In CI/CD, both fit the standard plan-then-apply gate. Terraform's plan output is a familiar artifact for pull request review. Pulumi's pulumi preview plays the same role, and because the program is code, you can also lint and type-check it in CI before any cloud call happens.

Learning Curve and Hiring

HCL is quick to pick up. An engineer with no prior exposure can read and write basic Terraform in a day, and the constrained syntax limits how badly a configuration can go wrong. That low floor is a real advantage for teams with mixed backgrounds or heavy operations rather than software focus.
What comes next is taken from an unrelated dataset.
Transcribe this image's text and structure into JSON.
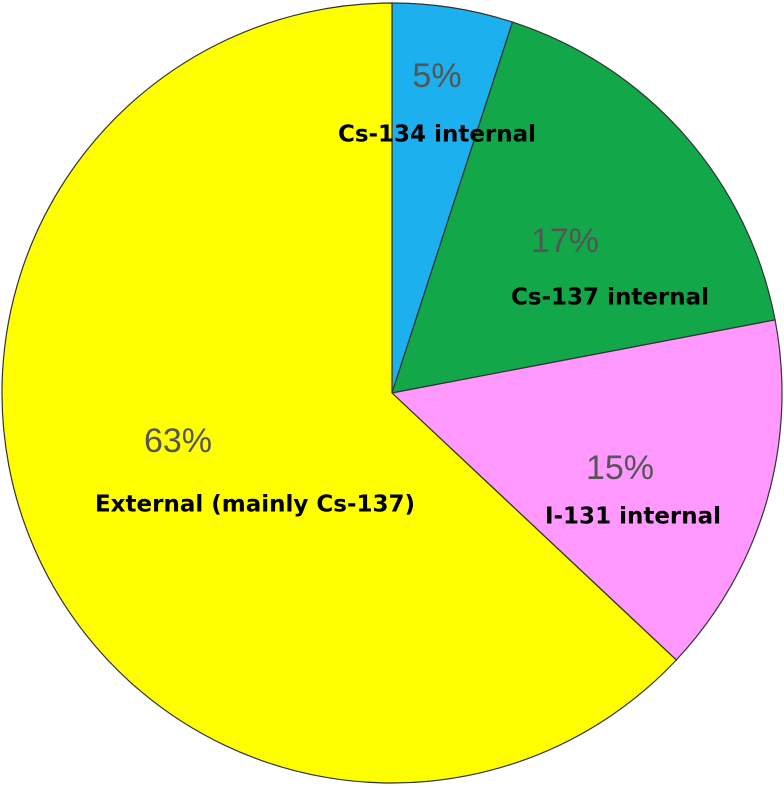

Pulumi's learning curve depends entirely on the language. A team already fluent in TypeScript or Python is productive immediately and brings existing habits with them. A team without that background has to learn both Pulumi's model and the host language, which is a steeper climb.

Hiring follows the same logic. Terraform skills are widespread, and the volume of tutorials, Stack Overflow answers, and example modules is much larger, so unblocking a stuck engineer is usually faster. Pulumi has a smaller but growing community, and you are effectively hiring for the language plus infrastructure knowledge rather than a single dedicated skill.

Licensing

Licensing changed the conversation in August 2023. HashiCorp moved Terraform from the MPL 2.0 open-source license to the Business Source License (BSL) 1.1. Terraform stays free for the vast majority of users, but the BSL restricts using it to build a competing commercial product, and the source no longer meets the open-source definition.
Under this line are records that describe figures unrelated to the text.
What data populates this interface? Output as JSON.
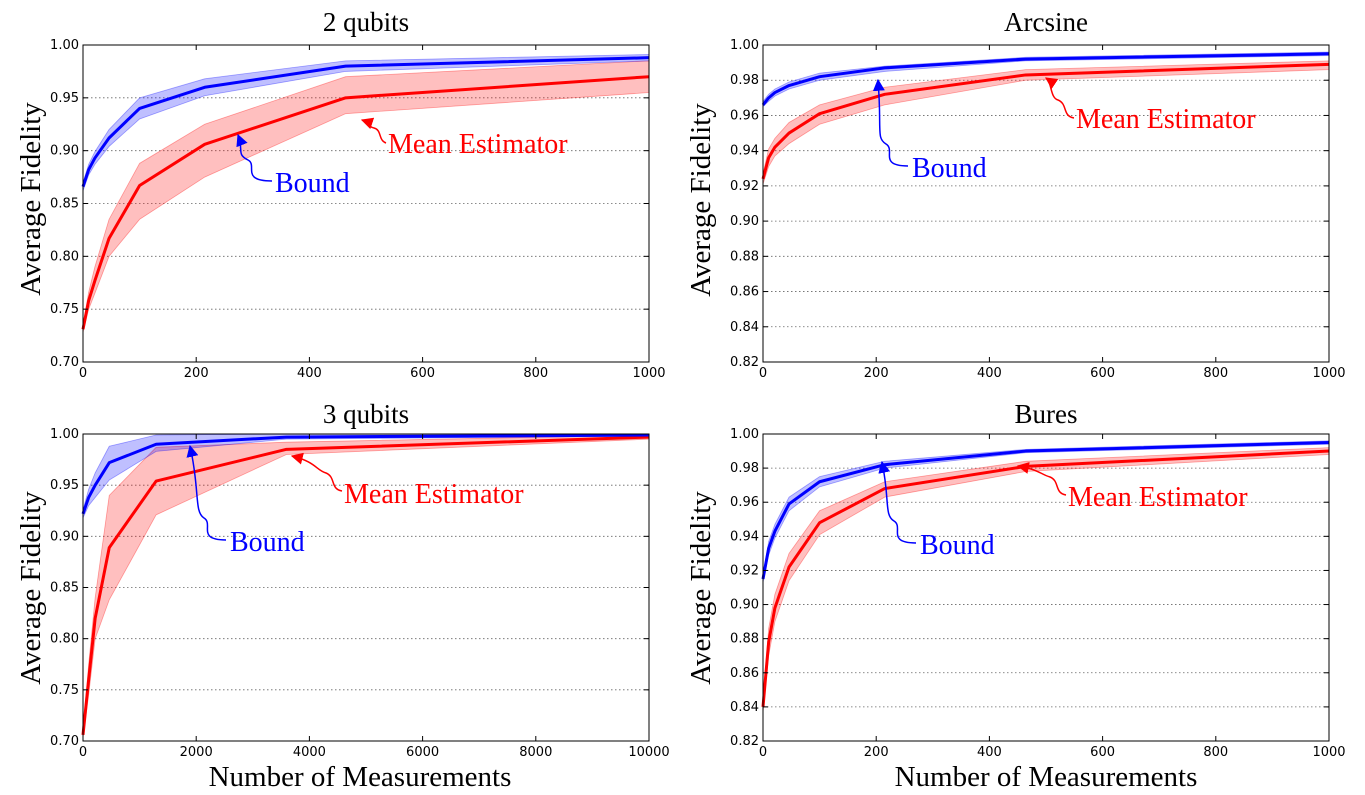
{
  "chart_data": [
    {
      "type": "line",
      "title": "2 qubits",
      "xlabel": "",
      "ylabel": "Average Fidelity",
      "xlim": [
        0,
        1000
      ],
      "ylim": [
        0.7,
        1.0
      ],
      "xticks": [
        "0",
        "200",
        "400",
        "600",
        "800",
        "1000"
      ],
      "yticks": [
        "0.70",
        "0.75",
        "0.80",
        "0.85",
        "0.90",
        "0.95",
        "1.00"
      ],
      "grid": "horizontal dotted",
      "series": [
        {
          "name": "Bound",
          "color": "#0000ff",
          "x": [
            0,
            10,
            21,
            46,
            100,
            215,
            464,
            1000
          ],
          "y": [
            0.866,
            0.882,
            0.893,
            0.912,
            0.94,
            0.96,
            0.98,
            0.988
          ],
          "lower": [
            0.862,
            0.877,
            0.887,
            0.904,
            0.93,
            0.952,
            0.975,
            0.985
          ],
          "upper": [
            0.87,
            0.887,
            0.899,
            0.92,
            0.95,
            0.968,
            0.985,
            0.991
          ]
        },
        {
          "name": "Mean Estimator",
          "color": "#ff0000",
          "x": [
            0,
            10,
            21,
            46,
            100,
            215,
            464,
            1000
          ],
          "y": [
            0.731,
            0.758,
            0.777,
            0.817,
            0.867,
            0.906,
            0.95,
            0.97
          ],
          "lower": [
            0.728,
            0.75,
            0.765,
            0.8,
            0.835,
            0.875,
            0.935,
            0.955
          ],
          "upper": [
            0.735,
            0.766,
            0.79,
            0.835,
            0.888,
            0.925,
            0.97,
            0.985
          ]
        }
      ],
      "annotations": [
        {
          "text": "Bound",
          "color": "#0000ff",
          "target": [
            250,
            0.96
          ]
        },
        {
          "text": "Mean Estimator",
          "color": "#ff0000",
          "target": [
            470,
            0.95
          ]
        }
      ]
    },
    {
      "type": "line",
      "title": "Arcsine",
      "xlabel": "",
      "ylabel": "Average Fidelity",
      "xlim": [
        0,
        1000
      ],
      "ylim": [
        0.82,
        1.0
      ],
      "xticks": [
        "0",
        "200",
        "400",
        "600",
        "800",
        "1000"
      ],
      "yticks": [
        "0.82",
        "0.84",
        "0.86",
        "0.88",
        "0.90",
        "0.92",
        "0.94",
        "0.96",
        "0.98",
        "1.00"
      ],
      "grid": "horizontal dotted",
      "series": [
        {
          "name": "Bound",
          "color": "#0000ff",
          "x": [
            0,
            10,
            21,
            46,
            100,
            215,
            464,
            1000
          ],
          "y": [
            0.966,
            0.97,
            0.973,
            0.977,
            0.982,
            0.987,
            0.992,
            0.995
          ],
          "lower": [
            0.965,
            0.968,
            0.971,
            0.975,
            0.98,
            0.985,
            0.991,
            0.994
          ],
          "upper": [
            0.968,
            0.972,
            0.975,
            0.979,
            0.984,
            0.988,
            0.993,
            0.996
          ]
        },
        {
          "name": "Mean Estimator",
          "color": "#ff0000",
          "x": [
            0,
            10,
            21,
            46,
            100,
            215,
            464,
            1000
          ],
          "y": [
            0.924,
            0.936,
            0.942,
            0.95,
            0.961,
            0.972,
            0.983,
            0.989
          ],
          "lower": [
            0.921,
            0.931,
            0.937,
            0.944,
            0.955,
            0.966,
            0.98,
            0.986
          ],
          "upper": [
            0.927,
            0.941,
            0.947,
            0.956,
            0.966,
            0.976,
            0.986,
            0.991
          ]
        }
      ],
      "annotations": [
        {
          "text": "Bound",
          "color": "#0000ff",
          "target": [
            190,
            0.987
          ]
        },
        {
          "text": "Mean Estimator",
          "color": "#ff0000",
          "target": [
            480,
            0.983
          ]
        }
      ]
    },
    {
      "type": "line",
      "title": "3 qubits",
      "xlabel": "Number of Measurements",
      "ylabel": "Average Fidelity",
      "xlim": [
        0,
        10000
      ],
      "ylim": [
        0.7,
        1.0
      ],
      "xticks": [
        "0",
        "2000",
        "4000",
        "6000",
        "8000",
        "10000"
      ],
      "yticks": [
        "0.70",
        "0.75",
        "0.80",
        "0.85",
        "0.90",
        "0.95",
        "1.00"
      ],
      "grid": "horizontal dotted",
      "series": [
        {
          "name": "Bound",
          "color": "#0000ff",
          "x": [
            0,
            100,
            215,
            464,
            1292,
            3594,
            10000
          ],
          "y": [
            0.922,
            0.938,
            0.95,
            0.972,
            0.99,
            0.997,
            0.999
          ],
          "lower": [
            0.918,
            0.93,
            0.938,
            0.955,
            0.983,
            0.995,
            0.998
          ],
          "upper": [
            0.926,
            0.946,
            0.962,
            0.988,
            0.999,
            1.0,
            1.0
          ]
        },
        {
          "name": "Mean Estimator",
          "color": "#ff0000",
          "x": [
            0,
            100,
            215,
            464,
            1292,
            3594,
            10000
          ],
          "y": [
            0.706,
            0.76,
            0.82,
            0.889,
            0.954,
            0.985,
            0.997
          ],
          "lower": [
            0.703,
            0.745,
            0.8,
            0.838,
            0.921,
            0.98,
            0.995
          ],
          "upper": [
            0.71,
            0.775,
            0.84,
            0.94,
            0.987,
            0.992,
            0.999
          ]
        }
      ],
      "annotations": [
        {
          "text": "Bound",
          "color": "#0000ff",
          "target": [
            1800,
            0.992
          ]
        },
        {
          "text": "Mean Estimator",
          "color": "#ff0000",
          "target": [
            3600,
            0.985
          ]
        }
      ]
    },
    {
      "type": "line",
      "title": "Bures",
      "xlabel": "Number of Measurements",
      "ylabel": "Average Fidelity",
      "xlim": [
        0,
        1000
      ],
      "ylim": [
        0.82,
        1.0
      ],
      "xticks": [
        "0",
        "200",
        "400",
        "600",
        "800",
        "1000"
      ],
      "yticks": [
        "0.82",
        "0.84",
        "0.86",
        "0.88",
        "0.90",
        "0.92",
        "0.94",
        "0.96",
        "0.98",
        "1.00"
      ],
      "grid": "horizontal dotted",
      "series": [
        {
          "name": "Bound",
          "color": "#0000ff",
          "x": [
            0,
            10,
            21,
            46,
            100,
            215,
            464,
            1000
          ],
          "y": [
            0.915,
            0.933,
            0.943,
            0.959,
            0.972,
            0.982,
            0.99,
            0.995
          ],
          "lower": [
            0.913,
            0.929,
            0.939,
            0.955,
            0.969,
            0.98,
            0.989,
            0.994
          ],
          "upper": [
            0.917,
            0.937,
            0.947,
            0.963,
            0.975,
            0.984,
            0.991,
            0.996
          ]
        },
        {
          "name": "Mean Estimator",
          "color": "#ff0000",
          "x": [
            0,
            10,
            21,
            46,
            100,
            215,
            464,
            1000
          ],
          "y": [
            0.84,
            0.878,
            0.898,
            0.922,
            0.948,
            0.968,
            0.981,
            0.99
          ],
          "lower": [
            0.837,
            0.87,
            0.89,
            0.914,
            0.941,
            0.963,
            0.978,
            0.988
          ],
          "upper": [
            0.843,
            0.886,
            0.906,
            0.93,
            0.955,
            0.972,
            0.984,
            0.992
          ]
        }
      ],
      "annotations": [
        {
          "text": "Bound",
          "color": "#0000ff",
          "target": [
            210,
            0.982
          ]
        },
        {
          "text": "Mean Estimator",
          "color": "#ff0000",
          "target": [
            470,
            0.981
          ]
        }
      ]
    }
  ]
}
That change prompted the community to fork the last MPL-licensed version into OpenTofu, now governed by the Linux Foundation and still MPL 2.0. OpenTofu is largely a drop-in alternative to the Terraform CLI for teams that need a fully open-source license.

Pulumi is Apache 2.0, a permissive open-source license, with no equivalent usage restriction. If license terms are a hard requirement for your organization, that distinction matters, though for most teams the practical day-to-day difference is small.

When to Choose Each

Reach for Terraform when your infrastructure is mostly declarative, when you want the deepest provider and module ecosystem, and when easy hiring and abundant community answers matter more than language flexibility. Its low learning curve makes it a strong default for teams that are not primarily software engineers, and the wider talent pool reduces ramp-up risk.
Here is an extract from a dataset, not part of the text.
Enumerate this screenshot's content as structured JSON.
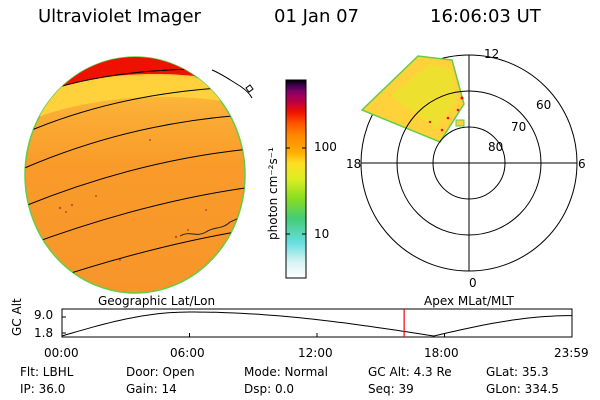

Reach for Pulumi when your team already lives in Python, TypeScript, or Go and wants infrastructure in the same language and tooling as the application. It shines when you need genuine programming constructs, loops, conditionals, shared abstractions, that would be painful in HCL, and when first-class unit testing is a priority. The permissive Apache 2.0 license is a bonus for organizations sensitive to the BSL terms.

For a team starting fresh with no strong language preference, Terraform's larger ecosystem and easier hiring make it the lower-risk choice. Pulumi earns its place when the infrastructure carries real logic or your engineers would rather write code than configuration.